4. FDA Office of Surveillance and Epidemiology. Combined hormonal
contraceptives (CHCs) and the risk of cardiovascular disease endpoints.
http://www.fda.gov/downloads/Drugs/DrugSafety/UCM277384.pdf
Competing interests: All authors have completed the Unified Competing Interest form at www.icmje.org/coi_disclosure.pdf (available on request from the corresponding author) and declare that: Bayer Schering Pharma is thanked for covering the expenses of the analysis. All funding was given to Rigshospitalet, and the primary investigator received no salary for his work with this study, the EMA report or this manuscript. OL has within the last three years received honorariums for speeches on pharmacoepidemiological issues, including fees from Bayer Pharma Denmark and Novo Nordisk, and will be an expert witness for plaintiffs in a legal US case in 2011-2; FES received compensation for his work in the steering committee of the European Medicines Agency report.

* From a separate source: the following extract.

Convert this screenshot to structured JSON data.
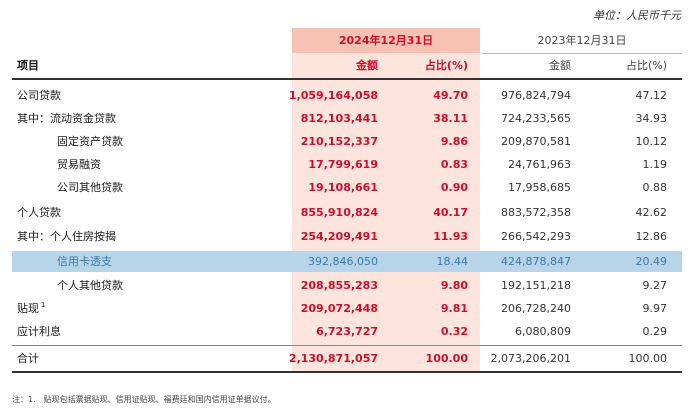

Re: Risk of venous thromboembolism from use of oral contraceptives containing different progestogens and oestrogen doses: Danish cohort study, 2001-9
In this study on risk of venous thromboembolism from use of oral contraceptives containing different progestogens and oestrogen doses (a Danish cohort study, 2001-9), the length of use of oral contraceptives was adjusted during analysis. Obesity, increasing age, prolonged immobilization (long distance travel or bed rest) are other risk factors (confounders) for venous thromboembolism and should also have been adjusted during analysis in this population based study. This study is done in women aged 15-49 years whereas, age above 40 years is a risk factor for VTE.